Intel's new "tri-gate" transistors could help keep Moore's Law going for years to come.

In the race to build a faster computer chip, there is literally nowhere to go but up: Today’s chip surfaces are packed with the tiniest electronic switches the laws of physics allow, but Intel Corp. says it is blowing past those limits with a breakthrough, three-dimensional transistor design it revealed May 4.

Analysts call it one of the most significant developments in silicon transistor design since the integrated circuit was invented in the 1950s. It opens the way for faster smart phones, lighter laptops, and a new generation of supercomputers—and possibly for powerful new products engineers have yet to dream up.

Minuscule fins jutting from the surface of the typically flat transistors improve performance without adding size, just as skyscrapers make the most of a small square of land.
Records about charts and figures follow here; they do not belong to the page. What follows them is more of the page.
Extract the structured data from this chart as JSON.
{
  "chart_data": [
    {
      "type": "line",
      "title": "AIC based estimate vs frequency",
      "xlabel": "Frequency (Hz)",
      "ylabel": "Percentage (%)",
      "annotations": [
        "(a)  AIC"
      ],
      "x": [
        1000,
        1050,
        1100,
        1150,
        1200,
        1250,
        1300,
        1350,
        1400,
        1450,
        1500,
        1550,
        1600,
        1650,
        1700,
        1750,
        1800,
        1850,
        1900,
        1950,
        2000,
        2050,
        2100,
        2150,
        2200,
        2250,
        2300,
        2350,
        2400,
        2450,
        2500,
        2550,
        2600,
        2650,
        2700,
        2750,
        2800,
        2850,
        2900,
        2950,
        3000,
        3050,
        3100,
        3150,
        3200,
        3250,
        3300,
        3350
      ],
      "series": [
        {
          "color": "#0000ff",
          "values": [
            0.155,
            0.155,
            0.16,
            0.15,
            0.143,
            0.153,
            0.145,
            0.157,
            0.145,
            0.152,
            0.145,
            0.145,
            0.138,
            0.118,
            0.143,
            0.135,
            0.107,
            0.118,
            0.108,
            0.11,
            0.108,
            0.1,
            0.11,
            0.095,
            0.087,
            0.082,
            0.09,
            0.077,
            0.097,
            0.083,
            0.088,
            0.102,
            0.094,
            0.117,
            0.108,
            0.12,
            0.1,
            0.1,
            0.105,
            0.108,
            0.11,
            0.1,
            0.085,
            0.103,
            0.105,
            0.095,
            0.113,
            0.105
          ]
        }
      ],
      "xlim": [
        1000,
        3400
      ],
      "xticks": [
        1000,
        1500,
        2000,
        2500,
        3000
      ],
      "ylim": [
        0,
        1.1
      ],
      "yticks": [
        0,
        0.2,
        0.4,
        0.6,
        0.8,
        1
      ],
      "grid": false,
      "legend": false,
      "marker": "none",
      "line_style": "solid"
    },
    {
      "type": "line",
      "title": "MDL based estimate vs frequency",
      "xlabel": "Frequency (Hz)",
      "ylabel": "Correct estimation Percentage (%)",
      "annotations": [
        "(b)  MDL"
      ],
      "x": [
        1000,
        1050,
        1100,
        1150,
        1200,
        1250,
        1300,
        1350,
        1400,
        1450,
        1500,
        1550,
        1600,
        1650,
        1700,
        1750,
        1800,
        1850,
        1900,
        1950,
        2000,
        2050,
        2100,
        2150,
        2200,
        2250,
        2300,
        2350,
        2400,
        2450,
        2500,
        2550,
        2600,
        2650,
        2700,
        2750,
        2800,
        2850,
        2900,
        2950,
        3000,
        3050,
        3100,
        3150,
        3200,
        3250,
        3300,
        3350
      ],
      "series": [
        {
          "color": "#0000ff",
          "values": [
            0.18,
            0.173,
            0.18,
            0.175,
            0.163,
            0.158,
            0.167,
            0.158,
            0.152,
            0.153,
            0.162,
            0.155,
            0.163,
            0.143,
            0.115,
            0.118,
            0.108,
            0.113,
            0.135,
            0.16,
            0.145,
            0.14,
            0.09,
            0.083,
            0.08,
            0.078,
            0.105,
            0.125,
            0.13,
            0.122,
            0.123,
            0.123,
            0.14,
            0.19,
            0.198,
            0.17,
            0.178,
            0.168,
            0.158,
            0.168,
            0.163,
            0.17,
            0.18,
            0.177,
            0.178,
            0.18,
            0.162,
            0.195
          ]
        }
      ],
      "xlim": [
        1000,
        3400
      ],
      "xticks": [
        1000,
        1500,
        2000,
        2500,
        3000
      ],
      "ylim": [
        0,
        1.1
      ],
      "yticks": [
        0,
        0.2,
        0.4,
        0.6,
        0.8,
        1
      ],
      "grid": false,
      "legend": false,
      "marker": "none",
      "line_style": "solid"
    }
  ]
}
“When I looked at it, I did a big, ‘Wow,'” said Dan Hutcheson, a longtime semiconductor industry watcher and CEO of VLSI Research Inc. “What we’ve seen for decades now have been evolutionary changes to the technology. This is definitely a revolutionary change.”

Intel CEO Paul Otellini said that “amazing, world-shaping devices” will be created using the new technology.

Computers are already doing things that were almost unimaginable when Intel co-founder Gordon Moore made his famous prediction in 1965 that computers should double in power every two years. The axiom, known as Moore’s Law, has held true ever since as computers have gotten cheaper, smaller, and more powerful.

Engineers believe Intel’s new transistors will keep the axiom going for years to come. Chips with the 3-D transistors will be in full production this year and appear in computers in 2012.